Little Rock The state of California in an unusual and precedent setting move withdrew the state tax exempt status of Blue Cross Blue Shield of California. The Los Angeles Times said they did so “quietly,” but trust me on this one, their action will reverberate with a loud roar throughout the soft chairs and well-appointed executive suites of highly paid, supposedly nonprofit hospital and insurance executives all around the country. In the short term, barring appeals, this will cost the Blues tens of millions of years in state tax payments in California. In the long term this may toughen the backbones of many state tax authorities and the IRS, now charged with regularly assessing the charitable contributions of nonprofit hospitals, to finally separate the herd, making the wolves in sheep’s clothing who have for profit style hearts and pay stubs, either really be mission driven or really be all about the money.
God knows, the California Blues were asking for it! They had $4 billion in reserves. They had to be forced by the legislature to reveal the fact that their chief executive was being paid over $4 million per year in 2011 and 2012, and then still with impunity didn’t disclose his pay after that but simply said the top three executives all were paid over
$1 million per year. This was not a new problem for the Blues. Their reserves didn’t suddenly surge to $4 billion plus, but have been working their way up from $3 billion over the last couple of years. Incidentally, the level of their reserves was almost four times the industry recommendation for what any outfit might have possibly needed for any conceivable circumstance or calamity. In some ways in California this is a footnote in a long series of chapters where for profit practices operating with nonprofit protections have been scrutinized and questioned. One part of California’s Blue Cross operation had already been lopped off as for profit earlier, and with this movement by the California taxman, the company will have to put up or shut up on its charity obligations. The company’s earlier strategy had been to calf off $30 or $40 million to a separate foundation to handle their charitable obligations, but they must have missed the memo that to be tax exempt the whole operation has to be operating for charitable purposes not just a branch off the main trunk.

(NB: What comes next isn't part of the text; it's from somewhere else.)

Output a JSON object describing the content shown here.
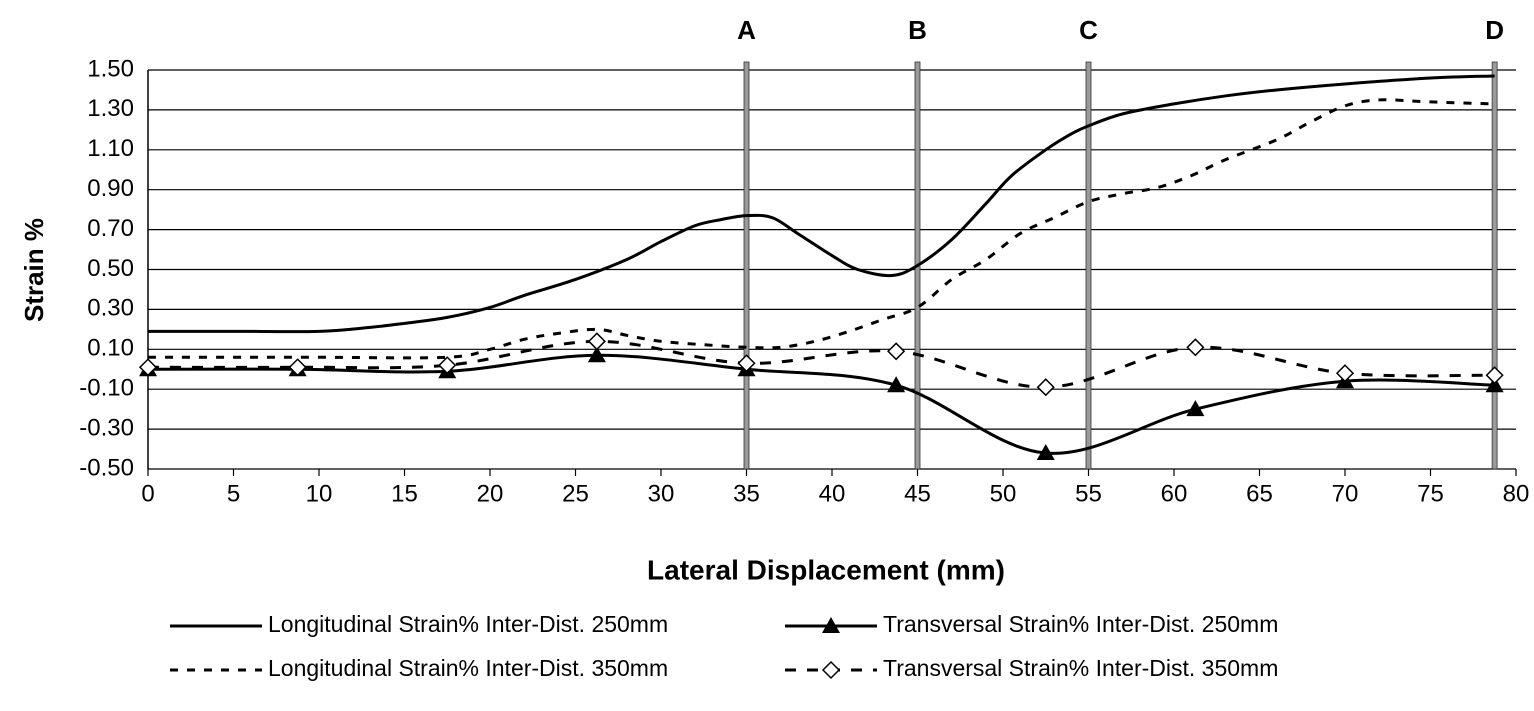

Are they alone? Hardly! Looking at the similar problem in nonprofit hospitals, our researchers would only nod at the Cali-Blues pay stubs. Certainly big nonpro hospital execs at outfits in Houston for example are making in the $4 and $5 million range. The Partners’ nonprofit hospital behemoth based in Boston lists a small army of executives making more than a million on their IRS 990. Children’s in Houston is over a billion dollar operation and even with its creative accounting only claims to spend $6 million in charity care, making the California Blue Cross look like a big spender. It goes on and on and on like this from city to city, state to state. Looking through our researchers’ spreadsheet you can’t tell what hits you first, the headache at reading all the big numbers, or the heartache at seeing how miserly the charity care continues to be.
As California just made clear, a day of reckoning is coming on the state level as desperate legislators have to balance their budgets and are less willing to pretend these slicksters can get away with being something they aren’t. These insurers and hospitals have to hear the footsteps of state and federal tax folks heading towards their doors now. The party is coming to an end. It’s time for them to pay the piper. Luckily, that means a better day for all of the rest of us!